1. Exploratory Data Analysis
1.3. EDA Techniques
1.3.6. Probability Distributions
1.3.6.6. Gallery of Distributions

## Beta Distribution

Probability Density Function The general formula for the probability density function of the beta distribution is

$$f(x) = \frac{(x-a)^{p-1}(b-x)^{q-1}}{B(p,q) (b-a)^{p+q-1}} \hspace{.3in} a \le x \le b; p, q > 0$$

where p and q are the shape parameters, a and b are the lower and upper bounds, respectively, of the distribution, and B(p,q) is the beta function. The beta function has the formula

$$B(\alpha,\beta) = \int_{0}^{1} {t^{\alpha-1}(1-t)^{\beta-1}dt}$$

The case where a = 0 and b = 1 is called the standard beta distribution. The equation for the standard beta distribution is

$$f(x) = \frac{x^{p-1}(1-x)^{q-1}}{B(p,q)} \hspace{.3in} 0 \le x \le 1; p, q > 0$$

Typically we define the general form of a distribution in terms of location and scale parameters. The beta is different in that we define the general distribution in terms of the lower and upper bounds. However, the location and scale parameters can be defined in terms of the lower and upper limits as follows:

location = a
scale = b - a
Since the general form of probability functions can be expressed in terms of the standard distribution, all subsequent formulas in this section are given for the standard form of the function.

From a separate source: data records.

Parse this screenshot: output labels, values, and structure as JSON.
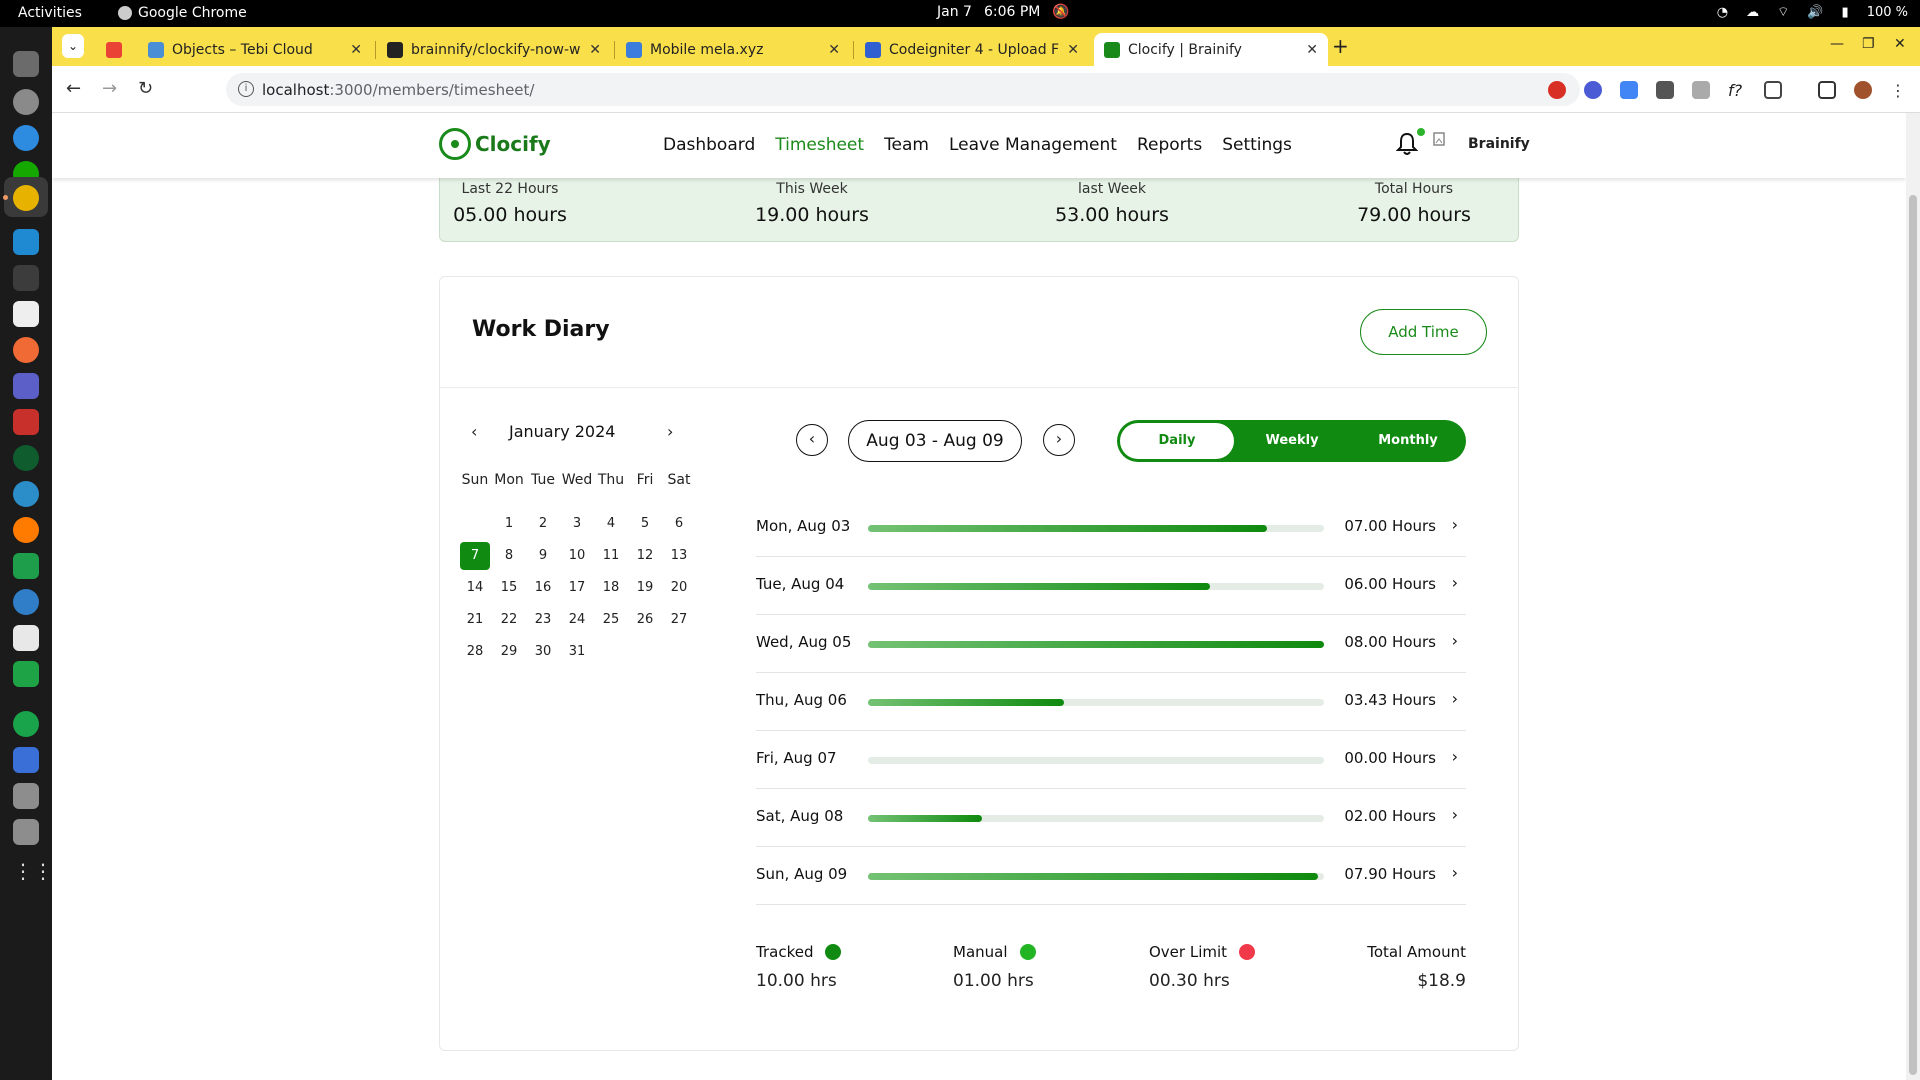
{
  "system": {
    "activities": "Activities",
    "app_name": "Google Chrome",
    "date": "Jan 7",
    "time": "6:06 PM",
    "battery": "100 %"
  },
  "browser": {
    "tabs": [
      {
        "title": "Objects – Tebi Cloud",
        "favicon_color": "#4a8fd6"
      },
      {
        "title": "brainnify/clockify-now-w",
        "favicon_color": "#222222"
      },
      {
        "title": "Mobile mela.xyz",
        "favicon_color": "#3b7ddd"
      },
      {
        "title": "Codeigniter 4 - Upload Fi",
        "favicon_color": "#2f5fd0"
      },
      {
        "title": "Clocify | Brainify",
        "favicon_color": "#1a8a1a"
      }
    ],
    "url_host": "localhost",
    "url_path": ":3000/members/timesheet/"
  },
  "app": {
    "brand": "Clocify",
    "nav": [
      "Dashboard",
      "Timesheet",
      "Team",
      "Leave Management",
      "Reports",
      "Settings"
    ],
    "active_nav": "Timesheet",
    "user": "Brainify",
    "accent": "#118a11"
  },
  "stats": [
    {
      "label": "Last 22 Hours",
      "value": "05.00 hours"
    },
    {
      "label": "This Week",
      "value": "19.00 hours"
    },
    {
      "label": "last Week",
      "value": "53.00 hours"
    },
    {
      "label": "Total Hours",
      "value": "79.00 hours"
    }
  ],
  "diary": {
    "title": "Work Diary",
    "add_label": "Add Time",
    "calendar": {
      "month": "January 2024",
      "dow": [
        "Sun",
        "Mon",
        "Tue",
        "Wed",
        "Thu",
        "Fri",
        "Sat"
      ],
      "selected": 7,
      "first_weekday": 1,
      "days_in_month": 31
    },
    "range": "Aug 03 - Aug 09",
    "views": [
      "Daily",
      "Weekly",
      "Monthly"
    ],
    "active_view": "Daily",
    "days": [
      {
        "label": "Mon, Aug 03",
        "hours": "07.00 Hours",
        "fraction": 0.875
      },
      {
        "label": "Tue, Aug 04",
        "hours": "06.00 Hours",
        "fraction": 0.75
      },
      {
        "label": "Wed, Aug 05",
        "hours": "08.00 Hours",
        "fraction": 1.0
      },
      {
        "label": "Thu, Aug 06",
        "hours": "03.43 Hours",
        "fraction": 0.43
      },
      {
        "label": "Fri, Aug 07",
        "hours": "00.00 Hours",
        "fraction": 0.0
      },
      {
        "label": "Sat, Aug 08",
        "hours": "02.00 Hours",
        "fraction": 0.25
      },
      {
        "label": "Sun, Aug 09",
        "hours": "07.90 Hours",
        "fraction": 0.9875
      }
    ],
    "legend": [
      {
        "name": "Tracked",
        "value": "10.00 hrs",
        "color": "#118a11"
      },
      {
        "name": "Manual",
        "value": "01.00 hrs",
        "color": "#22b422"
      },
      {
        "name": "Over Limit",
        "value": "00.30 hrs",
        "color": "#f03a4a"
      },
      {
        "name": "Total Amount",
        "value": "$18.9",
        "color": ""
      }
    ]
  }
}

The following is the plot of the beta probability density function for four different values of the shape parameters.

Cumulative Distribution Function The formula for the cumulative distribution function of the beta distribution is also called the incomplete beta function ratio (commonly denoted by Ix) and is defined as
$$F(x) = I_{x}(p,q) = \frac{\int_{0}^{x}{t^{p-1}(1-t)^{q-1}dt}}{B(p,q)} \hspace{.2in} 0 \le x \le 1; p, q > 0$$
where B is the beta function defined above.

The following is the plot of the beta cumulative distribution function with the same values of the shape parameters as the pdf plots above.

Percent Point Function The formula for the percent point function of the beta distribution does not exist in a simple closed form. It is computed numerically.

The following is the plot of the beta percent point function with the same values of the shape parameters as the pdf plots above.

Other Probability Functions Since the beta distribution is not typically used for reliability applications, we omit the formulas and plots for the hazard, cumulative hazard, survival, and inverse survival probability functions.
Common Statistics The formulas below are for the case where the lower limit is zero and the upper limit is one.
 Mean $$\frac {p}{p + q}$$ Mode $$\frac {p-1}{p+q-2} \hspace{.3in} p, q > 1$$ Range 0 to 1 Standard Deviation $$\sqrt{\frac{pq}{(P+q)^{2}(p+q+1)}}$$ Coefficient of Variation $$\sqrt{\frac{q}{p(p+q+1)}}$$ Skewness $$\frac {2(q-p)\sqrt{p+q+1}} {(p+q+2)\sqrt{pq}}$$
Parameter Estimation First consider the case where a and b are assumed to be known. For this case, the method of moments estimates are
$$p = \bar{x}(\frac{\bar{x}(1 - \bar{x})}{s^2} - 1)$$

$$q = (1 - \bar{x})(\frac{\bar{x}(1 - \bar{x})}{s^2} - 1)$$

where $$\bar{x}$$ is the sample mean and s2 is the sample variance. If a and b are not 0 and 1, respectively, then replace $$\bar{x}$$ with $$\frac{\bar{x} - a}{b-a}$$ and s2 with $$\frac{s^2}{(b-a)^2}$$ in the above equations.

For the case when a and b are known, the maximum likelihood estimates can be obtained by solving the following set of equations

$$\psi(\hat{p}) - \psi(\hat{p} + \hat{q}) = \frac{1}{n} \sum_{i=1}^{n}{\log(\frac{Y_i - a}{b - a})}$$

$$\psi(\hat{q}) - \psi(\hat{p} + \hat{q}) = \frac{1}{n} \sum_{i=1}^{n}{\log(\frac{b - Y_i}{b - a})}$$

Maximum likelihood estimation for the case when a and b are not known can sometimes be problematic. Chapter 14 of Bury discusses both moment and maximum likelihood estimation for this case.
Software Most general purpose statistical software programs support at least some of the probability functions for the beta distribution.